U.S. States Finalize Plan to Reduce Water Usage on the Colorado River

Water levels in Lake Mead at the Hoover Dam in Nevada have hit an all-time low. If levels continue to fall, Phoenix and other places south of the dam would get no Colorado River water.

Water levels in Lake Mead at the Hoover Dam in Nevada have hit an all-time low. Ted Wood / Yale e360

Seven Western U.S. states that rely on the Colorado River for water supplies have reached a consensus on a landmark plan to voluntarily reduce water usage, the Associated Press reported. The new strategy is part of an effort to safeguard the river, which serves 40 million people and irrigates 7,812 square miles of farmland, in an era of worsening drought and climate change.
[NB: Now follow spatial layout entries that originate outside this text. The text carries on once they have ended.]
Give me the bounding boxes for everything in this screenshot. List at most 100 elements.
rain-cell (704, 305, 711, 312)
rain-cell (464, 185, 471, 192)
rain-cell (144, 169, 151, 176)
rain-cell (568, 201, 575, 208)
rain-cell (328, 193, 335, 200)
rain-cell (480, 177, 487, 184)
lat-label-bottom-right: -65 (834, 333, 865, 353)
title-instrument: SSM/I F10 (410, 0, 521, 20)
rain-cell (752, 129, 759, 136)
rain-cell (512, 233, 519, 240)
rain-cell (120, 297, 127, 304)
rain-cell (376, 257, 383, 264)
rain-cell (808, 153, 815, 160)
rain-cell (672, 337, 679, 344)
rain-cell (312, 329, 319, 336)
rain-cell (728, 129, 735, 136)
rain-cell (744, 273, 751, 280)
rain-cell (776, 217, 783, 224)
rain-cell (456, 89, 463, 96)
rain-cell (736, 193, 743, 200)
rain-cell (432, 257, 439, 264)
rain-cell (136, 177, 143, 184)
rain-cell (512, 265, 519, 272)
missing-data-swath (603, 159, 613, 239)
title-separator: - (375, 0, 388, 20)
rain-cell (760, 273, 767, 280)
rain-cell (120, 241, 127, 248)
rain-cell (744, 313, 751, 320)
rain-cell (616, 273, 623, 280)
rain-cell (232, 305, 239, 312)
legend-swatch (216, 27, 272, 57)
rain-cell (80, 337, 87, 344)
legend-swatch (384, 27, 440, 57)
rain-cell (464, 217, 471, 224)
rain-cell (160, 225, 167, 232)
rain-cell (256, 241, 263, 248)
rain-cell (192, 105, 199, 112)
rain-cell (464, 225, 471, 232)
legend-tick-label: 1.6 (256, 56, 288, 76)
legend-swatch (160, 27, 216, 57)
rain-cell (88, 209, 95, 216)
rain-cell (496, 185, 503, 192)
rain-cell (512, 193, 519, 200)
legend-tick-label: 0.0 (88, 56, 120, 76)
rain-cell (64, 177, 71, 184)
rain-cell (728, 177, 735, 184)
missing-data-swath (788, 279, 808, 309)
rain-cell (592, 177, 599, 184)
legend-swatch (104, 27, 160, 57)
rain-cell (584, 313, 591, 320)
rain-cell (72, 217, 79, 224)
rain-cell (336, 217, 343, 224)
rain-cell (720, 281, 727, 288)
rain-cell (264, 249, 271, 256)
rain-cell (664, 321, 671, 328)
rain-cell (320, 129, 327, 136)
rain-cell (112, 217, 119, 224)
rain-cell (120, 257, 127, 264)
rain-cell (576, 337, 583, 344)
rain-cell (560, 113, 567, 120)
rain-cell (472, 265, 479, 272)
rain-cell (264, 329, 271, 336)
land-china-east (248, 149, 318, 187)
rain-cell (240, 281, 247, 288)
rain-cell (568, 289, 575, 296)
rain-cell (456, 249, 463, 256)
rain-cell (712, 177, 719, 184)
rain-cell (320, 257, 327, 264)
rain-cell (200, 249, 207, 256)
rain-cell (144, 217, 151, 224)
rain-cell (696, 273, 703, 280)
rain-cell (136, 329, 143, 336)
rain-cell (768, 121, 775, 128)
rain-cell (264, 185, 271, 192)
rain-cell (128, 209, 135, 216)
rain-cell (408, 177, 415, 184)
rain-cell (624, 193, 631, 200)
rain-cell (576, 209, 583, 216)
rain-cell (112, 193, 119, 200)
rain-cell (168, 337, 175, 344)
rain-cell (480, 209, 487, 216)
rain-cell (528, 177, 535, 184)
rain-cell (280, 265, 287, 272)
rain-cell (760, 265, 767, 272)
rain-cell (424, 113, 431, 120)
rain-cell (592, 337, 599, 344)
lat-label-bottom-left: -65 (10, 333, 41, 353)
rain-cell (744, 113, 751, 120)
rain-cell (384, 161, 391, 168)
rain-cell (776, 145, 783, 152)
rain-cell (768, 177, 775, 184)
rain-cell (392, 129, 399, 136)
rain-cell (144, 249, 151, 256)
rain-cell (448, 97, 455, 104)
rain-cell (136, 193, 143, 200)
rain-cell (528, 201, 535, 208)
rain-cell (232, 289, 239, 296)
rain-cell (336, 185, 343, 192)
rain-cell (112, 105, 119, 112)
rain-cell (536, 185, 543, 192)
The drought contingency plan is “meant to avoid a crisis on the river,” said U.S. Bureau of Reclamation Commissioner Brenda Burman.
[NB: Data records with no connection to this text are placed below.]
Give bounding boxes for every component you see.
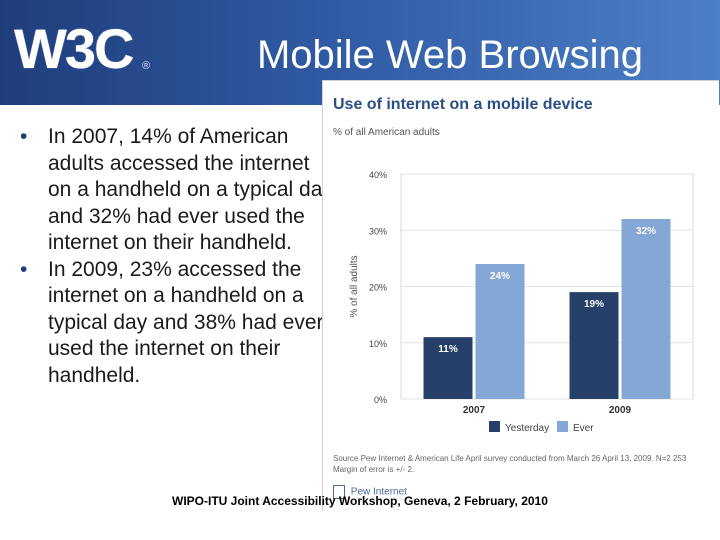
bullet-text: In 2007, 14% of American adults accessed… xyxy=(48,125,333,254)
data-label: 32% xyxy=(636,226,656,237)
x-tick-label: 2009 xyxy=(609,405,632,416)
legend-label: Yesterday xyxy=(505,423,549,434)
bullet-item: • In 2009, 23% accessed the internet on … xyxy=(18,257,333,390)
w3c-logo-text: W3C xyxy=(14,17,134,80)
data-label: 19% xyxy=(584,299,604,310)
y-axis-label: % of all adults xyxy=(349,255,360,317)
bullet-text: In 2009, 23% accessed the internet on a … xyxy=(48,257,324,387)
w3c-logo: W3C ® xyxy=(14,14,154,84)
pew-icon xyxy=(333,485,345,499)
chart-source-note: Source Pew Internet & American Life Apri… xyxy=(333,454,687,474)
slide-footer: WIPO-ITU Joint Accessibility Workshop, G… xyxy=(172,494,548,508)
x-tick-label: 2007 xyxy=(463,405,486,416)
y-tick-label: 10% xyxy=(369,339,387,349)
bar xyxy=(569,292,619,399)
bullet-item: • In 2007, 14% of American adults access… xyxy=(18,124,333,257)
pew-logo: Pew Internet xyxy=(333,485,407,499)
registered-mark: ® xyxy=(142,60,151,72)
y-tick-label: 30% xyxy=(369,226,387,236)
slide-title: Mobile Web Browsing xyxy=(256,33,644,77)
legend-label: Ever xyxy=(573,423,594,434)
chart-panel: Use of internet on a mobile device % of … xyxy=(322,80,719,511)
bar xyxy=(621,219,671,399)
legend-swatch xyxy=(557,421,568,432)
bullet-icon: • xyxy=(20,257,28,281)
data-label: 24% xyxy=(490,271,510,282)
bullet-icon: • xyxy=(20,125,28,148)
bar-chart: 0% 10% 20% 30% 40% % of all adults 11% 24% 2007 1… xyxy=(349,170,694,434)
chart-title: Use of internet on a mobile device xyxy=(333,96,593,113)
y-tick-label: 20% xyxy=(369,283,387,293)
bar xyxy=(423,337,473,399)
legend-swatch xyxy=(489,421,500,432)
bullet-list: • In 2007, 14% of American adults access… xyxy=(18,124,333,389)
y-tick-label: 0% xyxy=(374,395,387,405)
pew-logo-text: Pew Internet xyxy=(350,486,407,498)
bar xyxy=(475,264,525,399)
data-label: 11% xyxy=(438,344,458,355)
chart-subtitle: % of all American adults xyxy=(333,127,440,138)
y-tick-label: 40% xyxy=(369,170,387,180)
Under the agreement, states, municipal water managers, farmers, and industries will work collectively to keep the river’s major reservoirs — Lake Mead, on the Arizona-Nevada border, and Lake Powell, on the Arizona-Utah border — at sustainable levels. Lake Powell is currently just 38 percent full, measuring 43 feet lower than at this point last year, despite a winter with heavy snow in the Rocky Mountains. Lake Mead is 41 percent full.

“This plan means we have seven states concerned about how to move forward and, instead of balkanizing the basin into fractured state interest groups, we’re all working together to control our own destiny,” James Eklund, the Denver-based attorney who represented Colorado through extended multistate negotiations, told The Denver Post.